Von Ursache, Wirkung, Schuld und Verantwortung

Wie ich bereits mitgeteilt habe, schreibe ich gerade an einem 11. Büchlein, in dem ich mich über den Begriff der logisch/statistischen Schlussfolgerung („Implikation“), dann zum Begriff von Ursache und Wirkung (naturwissenschaftlich und wesentlich) und schließlich zu den Begriffen von Schuld, Verantwortung und Sühne durcharbeiten möchte.

Eigentlich kommt das daher, weil ich manchmal selber Ursache/Wirkungs-Zusammenhänge herbeiphantasiere (die es IN WIRKLICHKEIT nicht gibt) und aus diesem Grund das Thema analysieren möchte.

Hier die ersten Kapitel

Was ist Schuld?

Ich möchte dieses Büchlein mit einem Zitat meiner Mutter beginnen.

Eines Tages wurde sie als Zeugin zu einem Unfall befragt und sagte sinngemäß: „Wäre der Mann nicht dort gewesen, dann wäre dieser Unfall nicht passiert, er ist also SCHULD an diesem Unfall“.

Abgesehen davon, dass sie gar nicht gefragt wurde, wer schuld sei, sondern einfach die Fakten hätte darlegen sollen – dass sie also vor­schnell geurteilt hatte –, zeigt dieser Vorfall, dass diese liebenswerte, gute Mutter, trotz aller ihrer Liebenswürdigkeit keine Ahnung von Logik hatte.

Denn die Tatsache, dass der Unfall ohne diesen Mann nicht hätte stattfinden können, heisst ja nicht, dass der Unfall stattgefunden hat, WEIL der Mann dort war. Es heisst nur, dass wir darauf schliessen können, DASS dieser Mann dort war, WEIL wir wissen, dass der Unfall stattgefunden hat.

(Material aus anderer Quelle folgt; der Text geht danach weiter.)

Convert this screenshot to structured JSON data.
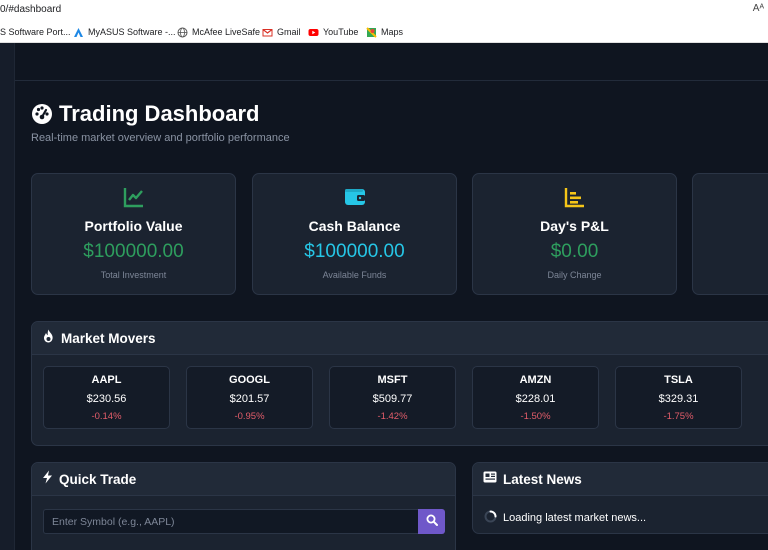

Das heisst, dass durch diese Aussage nicht einmal festeht, dass die Präsenz dieses Mannes die hinreichende „Ursache“ für den Unfall war, ganz zu schweigen von der Schuldfrage

Und so wollen wir uns an die Schuldfrage vorsichtig herantasten.

Sozusagen zum Aufwärmen werden wir uns mit Logik beschäftigen und mit einer binären Funktion, die man als „Implikation“ bezeich­net.

Danach werden wir uns näher mit dem Begriff der „Ursache“ beschäftigen, wozu wir wieder einen Exkurs in die Natur­wissen­schaften vornehmen müssen.

Und dann werden wir philosophisch werden. Wir werden uns nach einer letzten Ursache fragen und wir werden beginnen, den Begriff der Schuld zu wälzen, der ja ein philosophischer Begriff ist.

Zwischendurch werden wir uns auch mit „multikausalen Zusammenhängen“ beschäftigen und last but not least mit dem beliebten „Schmetterlingseffekt“.

Auch die Begriffe der Freiheit und der Verantwortung muss man dabei streifen.

So werde ich mich bemühen, dass auch dieses Büchlein ein kurzer Abriss zu einem Thema sein wird, der hoffentlich zu weiteren Gedanken anregen wird.

Meint

Euer Christoph

Die Implikation („Schlussfolgerung“)

Wie wir schon kurz erwähnt haben, ist die Implikation eine binäre logische Funktion, die also aus zwei Aussagen (aus zwei binären Aus­drücken) eine dritte Aussage (also einen zusammengesetzten binären Ausdruck) ableitet.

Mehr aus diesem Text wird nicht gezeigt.